Com a publicação da Lei 13.641, em 03 de abril de 2018, escrevemos nossos primeiros comentários sobre o novo tipo penal apresentado no artigo 24-A da Lei 11.340/06[1], que tipifica como crime a conduta daquele que descumprir decisão judicial que defere medidas protetivas de urgência. Veja-se o dispositivo:

Art. 24-A. Descumprir decisão judicial que defere medidas protetivas de urgência previstas nesta Lei:

Pena – detenção, de 3 (três) meses a 2 (dois) anos.

§1° A configuração do crime independe da competência civil ou criminal do juiz que deferiu as medidas.

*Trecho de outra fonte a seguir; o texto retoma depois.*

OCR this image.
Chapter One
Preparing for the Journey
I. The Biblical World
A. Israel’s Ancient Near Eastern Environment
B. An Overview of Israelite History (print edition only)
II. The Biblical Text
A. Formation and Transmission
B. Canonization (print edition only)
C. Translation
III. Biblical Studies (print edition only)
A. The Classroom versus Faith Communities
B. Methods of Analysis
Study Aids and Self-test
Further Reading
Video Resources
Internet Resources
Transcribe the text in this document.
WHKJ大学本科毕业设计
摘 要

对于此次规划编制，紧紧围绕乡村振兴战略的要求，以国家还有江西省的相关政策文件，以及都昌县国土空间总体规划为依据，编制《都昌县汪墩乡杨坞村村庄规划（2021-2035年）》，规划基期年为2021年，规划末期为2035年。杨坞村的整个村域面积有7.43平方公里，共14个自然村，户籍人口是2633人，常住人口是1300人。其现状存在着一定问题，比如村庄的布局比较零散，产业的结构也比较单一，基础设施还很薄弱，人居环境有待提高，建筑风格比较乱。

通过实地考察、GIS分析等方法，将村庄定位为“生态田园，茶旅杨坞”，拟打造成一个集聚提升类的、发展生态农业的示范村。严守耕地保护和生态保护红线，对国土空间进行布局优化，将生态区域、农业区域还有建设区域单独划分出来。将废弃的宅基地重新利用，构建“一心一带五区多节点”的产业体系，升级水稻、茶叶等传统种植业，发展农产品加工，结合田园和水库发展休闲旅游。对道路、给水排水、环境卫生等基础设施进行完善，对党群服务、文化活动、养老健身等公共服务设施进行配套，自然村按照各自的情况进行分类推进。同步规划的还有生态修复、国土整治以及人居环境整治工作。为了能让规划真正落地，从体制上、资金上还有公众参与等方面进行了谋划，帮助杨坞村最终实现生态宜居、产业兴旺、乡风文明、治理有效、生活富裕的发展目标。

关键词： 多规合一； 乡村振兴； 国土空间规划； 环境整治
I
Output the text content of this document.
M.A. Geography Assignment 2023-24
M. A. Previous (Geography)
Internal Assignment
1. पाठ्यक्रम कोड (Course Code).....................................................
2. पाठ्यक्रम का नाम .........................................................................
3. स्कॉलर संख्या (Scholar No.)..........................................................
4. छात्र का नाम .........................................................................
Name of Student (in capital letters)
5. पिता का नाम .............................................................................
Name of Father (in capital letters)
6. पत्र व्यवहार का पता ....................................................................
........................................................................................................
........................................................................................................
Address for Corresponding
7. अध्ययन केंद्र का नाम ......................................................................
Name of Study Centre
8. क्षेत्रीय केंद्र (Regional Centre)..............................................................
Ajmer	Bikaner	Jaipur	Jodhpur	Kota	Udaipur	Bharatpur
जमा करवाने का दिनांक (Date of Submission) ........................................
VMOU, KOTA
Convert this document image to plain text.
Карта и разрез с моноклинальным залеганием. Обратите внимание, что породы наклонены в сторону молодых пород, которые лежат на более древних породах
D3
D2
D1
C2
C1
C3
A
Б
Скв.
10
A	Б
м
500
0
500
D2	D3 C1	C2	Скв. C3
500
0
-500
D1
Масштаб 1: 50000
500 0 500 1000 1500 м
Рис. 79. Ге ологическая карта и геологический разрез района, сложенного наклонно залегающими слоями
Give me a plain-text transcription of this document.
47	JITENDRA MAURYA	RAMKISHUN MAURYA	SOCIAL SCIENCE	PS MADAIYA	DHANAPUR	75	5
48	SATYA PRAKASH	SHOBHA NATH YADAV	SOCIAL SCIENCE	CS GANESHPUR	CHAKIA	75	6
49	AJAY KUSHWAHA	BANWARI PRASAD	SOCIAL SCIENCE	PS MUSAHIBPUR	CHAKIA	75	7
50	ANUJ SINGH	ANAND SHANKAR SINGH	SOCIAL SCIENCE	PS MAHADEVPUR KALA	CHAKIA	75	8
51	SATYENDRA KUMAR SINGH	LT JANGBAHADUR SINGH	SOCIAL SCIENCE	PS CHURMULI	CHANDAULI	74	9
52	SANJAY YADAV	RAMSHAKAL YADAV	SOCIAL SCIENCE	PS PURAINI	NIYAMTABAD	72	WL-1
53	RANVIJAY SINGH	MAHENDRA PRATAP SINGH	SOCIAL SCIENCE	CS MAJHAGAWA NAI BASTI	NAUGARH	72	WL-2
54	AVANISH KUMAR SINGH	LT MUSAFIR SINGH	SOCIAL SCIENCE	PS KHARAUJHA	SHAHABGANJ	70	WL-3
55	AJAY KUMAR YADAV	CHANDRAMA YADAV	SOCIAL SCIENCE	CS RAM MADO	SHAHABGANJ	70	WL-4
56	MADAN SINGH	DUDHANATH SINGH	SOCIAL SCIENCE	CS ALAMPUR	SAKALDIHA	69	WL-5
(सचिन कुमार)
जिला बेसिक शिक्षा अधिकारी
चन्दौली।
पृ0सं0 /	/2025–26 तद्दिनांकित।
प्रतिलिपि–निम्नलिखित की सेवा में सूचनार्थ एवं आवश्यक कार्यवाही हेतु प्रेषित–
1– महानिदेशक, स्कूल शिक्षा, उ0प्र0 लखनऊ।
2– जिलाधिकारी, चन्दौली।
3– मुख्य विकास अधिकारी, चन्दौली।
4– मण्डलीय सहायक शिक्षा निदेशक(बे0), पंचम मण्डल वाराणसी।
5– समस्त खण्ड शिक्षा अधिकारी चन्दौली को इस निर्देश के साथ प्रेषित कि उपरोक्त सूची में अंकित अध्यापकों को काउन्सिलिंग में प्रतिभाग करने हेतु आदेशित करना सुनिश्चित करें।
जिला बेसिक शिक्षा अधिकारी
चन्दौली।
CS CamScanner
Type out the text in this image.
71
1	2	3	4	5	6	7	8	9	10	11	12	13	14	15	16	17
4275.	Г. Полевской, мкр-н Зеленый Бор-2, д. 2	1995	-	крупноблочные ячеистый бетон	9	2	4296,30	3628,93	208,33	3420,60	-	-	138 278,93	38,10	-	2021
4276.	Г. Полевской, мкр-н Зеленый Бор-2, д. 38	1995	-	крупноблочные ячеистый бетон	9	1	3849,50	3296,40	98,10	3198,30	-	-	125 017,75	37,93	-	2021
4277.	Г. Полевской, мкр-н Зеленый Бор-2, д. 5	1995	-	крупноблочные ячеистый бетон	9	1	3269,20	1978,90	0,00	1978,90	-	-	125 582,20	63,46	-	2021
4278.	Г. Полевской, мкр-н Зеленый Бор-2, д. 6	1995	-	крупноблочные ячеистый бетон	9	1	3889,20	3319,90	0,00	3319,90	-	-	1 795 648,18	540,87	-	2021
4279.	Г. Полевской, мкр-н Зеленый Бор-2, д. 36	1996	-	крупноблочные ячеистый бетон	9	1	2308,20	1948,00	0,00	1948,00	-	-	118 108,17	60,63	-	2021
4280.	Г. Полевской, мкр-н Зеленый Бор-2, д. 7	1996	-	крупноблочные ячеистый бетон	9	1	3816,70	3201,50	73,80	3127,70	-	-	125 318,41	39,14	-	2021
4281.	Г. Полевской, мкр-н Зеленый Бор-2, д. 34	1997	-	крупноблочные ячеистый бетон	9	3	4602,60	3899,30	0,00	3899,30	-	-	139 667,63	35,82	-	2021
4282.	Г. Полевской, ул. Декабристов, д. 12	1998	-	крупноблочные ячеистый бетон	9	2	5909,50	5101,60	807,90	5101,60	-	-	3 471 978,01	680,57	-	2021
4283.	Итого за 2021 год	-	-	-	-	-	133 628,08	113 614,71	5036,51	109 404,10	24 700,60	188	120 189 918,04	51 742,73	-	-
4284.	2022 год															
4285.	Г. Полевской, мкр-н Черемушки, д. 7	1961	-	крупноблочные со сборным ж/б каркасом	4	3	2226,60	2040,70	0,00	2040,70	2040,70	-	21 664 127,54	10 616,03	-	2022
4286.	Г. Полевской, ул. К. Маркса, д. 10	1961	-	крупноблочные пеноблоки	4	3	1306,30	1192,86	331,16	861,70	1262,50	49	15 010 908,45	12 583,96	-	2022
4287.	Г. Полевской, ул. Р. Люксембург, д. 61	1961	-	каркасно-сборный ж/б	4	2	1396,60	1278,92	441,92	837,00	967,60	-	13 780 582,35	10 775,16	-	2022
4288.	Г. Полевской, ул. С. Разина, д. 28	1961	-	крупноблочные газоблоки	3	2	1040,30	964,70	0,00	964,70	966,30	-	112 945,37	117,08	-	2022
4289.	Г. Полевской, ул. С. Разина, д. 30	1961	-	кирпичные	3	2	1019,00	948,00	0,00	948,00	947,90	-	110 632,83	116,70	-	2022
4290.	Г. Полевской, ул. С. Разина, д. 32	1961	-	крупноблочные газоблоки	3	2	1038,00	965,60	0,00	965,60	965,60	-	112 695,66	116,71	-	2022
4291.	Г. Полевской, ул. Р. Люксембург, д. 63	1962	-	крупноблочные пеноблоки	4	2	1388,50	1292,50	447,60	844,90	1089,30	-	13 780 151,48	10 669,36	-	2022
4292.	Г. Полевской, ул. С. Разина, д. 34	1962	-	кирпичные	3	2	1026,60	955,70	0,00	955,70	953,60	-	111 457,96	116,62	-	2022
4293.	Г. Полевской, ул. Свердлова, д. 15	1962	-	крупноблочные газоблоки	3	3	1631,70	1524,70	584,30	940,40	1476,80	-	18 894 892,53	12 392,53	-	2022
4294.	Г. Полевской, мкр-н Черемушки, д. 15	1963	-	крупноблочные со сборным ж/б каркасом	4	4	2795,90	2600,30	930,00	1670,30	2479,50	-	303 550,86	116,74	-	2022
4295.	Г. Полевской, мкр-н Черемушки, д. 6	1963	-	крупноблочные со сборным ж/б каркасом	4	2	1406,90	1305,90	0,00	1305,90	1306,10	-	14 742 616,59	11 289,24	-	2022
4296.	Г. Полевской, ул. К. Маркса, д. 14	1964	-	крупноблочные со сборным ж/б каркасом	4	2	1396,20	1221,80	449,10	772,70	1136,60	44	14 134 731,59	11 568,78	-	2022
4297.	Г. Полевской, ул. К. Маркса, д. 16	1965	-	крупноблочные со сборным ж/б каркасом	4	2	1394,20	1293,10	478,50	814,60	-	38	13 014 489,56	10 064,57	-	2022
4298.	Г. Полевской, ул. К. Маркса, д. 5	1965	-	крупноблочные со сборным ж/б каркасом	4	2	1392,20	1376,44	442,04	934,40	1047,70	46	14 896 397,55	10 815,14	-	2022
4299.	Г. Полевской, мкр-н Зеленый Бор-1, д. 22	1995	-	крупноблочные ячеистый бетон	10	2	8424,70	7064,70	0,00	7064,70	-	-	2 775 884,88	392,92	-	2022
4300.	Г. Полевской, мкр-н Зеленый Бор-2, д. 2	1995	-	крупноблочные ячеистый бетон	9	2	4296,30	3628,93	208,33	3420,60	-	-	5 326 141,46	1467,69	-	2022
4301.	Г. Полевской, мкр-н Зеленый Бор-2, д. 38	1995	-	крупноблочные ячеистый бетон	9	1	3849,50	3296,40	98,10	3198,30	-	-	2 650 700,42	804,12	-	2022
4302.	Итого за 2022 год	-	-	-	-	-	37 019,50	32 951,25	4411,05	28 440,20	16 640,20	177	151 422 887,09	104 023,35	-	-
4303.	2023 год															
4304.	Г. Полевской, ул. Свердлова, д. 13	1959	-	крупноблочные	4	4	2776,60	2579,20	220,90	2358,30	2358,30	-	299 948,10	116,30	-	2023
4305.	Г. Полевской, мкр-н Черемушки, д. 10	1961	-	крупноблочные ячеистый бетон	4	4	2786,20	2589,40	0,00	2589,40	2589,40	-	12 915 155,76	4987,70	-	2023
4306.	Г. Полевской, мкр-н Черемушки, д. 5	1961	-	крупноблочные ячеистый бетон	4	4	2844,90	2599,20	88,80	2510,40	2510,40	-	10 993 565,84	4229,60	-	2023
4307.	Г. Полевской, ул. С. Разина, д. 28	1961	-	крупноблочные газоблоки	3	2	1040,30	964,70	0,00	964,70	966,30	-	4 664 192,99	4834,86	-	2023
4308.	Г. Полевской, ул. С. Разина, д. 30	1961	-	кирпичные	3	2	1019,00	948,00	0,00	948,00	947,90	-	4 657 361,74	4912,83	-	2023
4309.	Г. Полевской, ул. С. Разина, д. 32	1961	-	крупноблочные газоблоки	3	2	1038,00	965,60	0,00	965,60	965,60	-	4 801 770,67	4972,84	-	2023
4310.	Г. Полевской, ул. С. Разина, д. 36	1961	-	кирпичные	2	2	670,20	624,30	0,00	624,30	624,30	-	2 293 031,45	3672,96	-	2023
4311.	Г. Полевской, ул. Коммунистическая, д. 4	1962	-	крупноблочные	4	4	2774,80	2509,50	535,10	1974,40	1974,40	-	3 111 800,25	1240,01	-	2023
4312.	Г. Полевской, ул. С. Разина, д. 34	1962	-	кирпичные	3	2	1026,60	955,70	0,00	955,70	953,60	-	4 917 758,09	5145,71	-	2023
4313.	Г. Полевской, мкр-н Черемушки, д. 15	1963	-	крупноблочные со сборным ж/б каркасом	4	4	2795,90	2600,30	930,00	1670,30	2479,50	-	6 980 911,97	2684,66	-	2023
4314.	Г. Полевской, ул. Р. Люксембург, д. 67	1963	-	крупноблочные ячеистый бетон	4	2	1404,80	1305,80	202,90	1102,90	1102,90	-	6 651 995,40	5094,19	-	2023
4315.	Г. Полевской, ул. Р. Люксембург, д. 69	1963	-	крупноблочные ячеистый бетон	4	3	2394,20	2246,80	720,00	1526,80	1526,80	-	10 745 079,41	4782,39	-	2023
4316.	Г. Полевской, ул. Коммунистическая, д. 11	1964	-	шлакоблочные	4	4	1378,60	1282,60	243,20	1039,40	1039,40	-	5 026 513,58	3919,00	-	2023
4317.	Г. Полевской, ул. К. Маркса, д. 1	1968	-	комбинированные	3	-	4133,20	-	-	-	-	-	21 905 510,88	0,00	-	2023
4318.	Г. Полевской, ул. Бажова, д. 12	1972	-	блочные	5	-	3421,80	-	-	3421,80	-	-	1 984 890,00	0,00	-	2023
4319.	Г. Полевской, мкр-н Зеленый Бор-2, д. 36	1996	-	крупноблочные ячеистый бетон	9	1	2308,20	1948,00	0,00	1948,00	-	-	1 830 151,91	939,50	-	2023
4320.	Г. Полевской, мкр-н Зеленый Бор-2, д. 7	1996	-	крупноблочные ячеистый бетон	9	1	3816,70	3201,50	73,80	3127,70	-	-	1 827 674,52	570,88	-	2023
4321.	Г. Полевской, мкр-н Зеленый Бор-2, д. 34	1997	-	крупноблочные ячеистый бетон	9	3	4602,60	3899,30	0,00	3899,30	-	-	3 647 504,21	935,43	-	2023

§2° Na hipótese de prisão em flagrante, apenas a autoridade judicial poderá conceder fiança.

§3° O disposto neste artigo não exclui a aplicação de outras sanções cabíveis.

Em trabalho subsequente[2], concatenamos os argumentos pelos quais entendemos que o crime esposado na norma penal acima transcrita se caracteriza como uma infração de menor potencial ofensivo. Agora, registraremos nossa análise sobre o comando previsto no §2°, i.e., a inafiançabilidade pelo delegado de polícia.

Antes de qualquer coisa, friso que o fato de o crime ser inafiançável por parte da autoridade policial em nada afeta a sua caracterização como infração de menor potencial ofensivo, conforme exaurimos os argumentos no artigo anterior. É que “a identificação de infrações penais de menor potencial ofensivo, atualmente, é feita segundo critério por nós definido como sistema dicotômico de identificação, que leva em conta (a) a quantidade da pena e (b) a qualidade da vítima”[3].

Verificando-se a caracterização do tipo penal primário e secundário, temos uma infração penal que pune conduta praticada contra a administração da justiça, cuja pena é inferior a dois anos. Reprise-se:

Art. 24-A. Descumprir decisão judicial que defere medidas protetivas de urgência previstas nesta Lei:

Pena – detenção, de 3 (três) meses a 2 (dois) anos.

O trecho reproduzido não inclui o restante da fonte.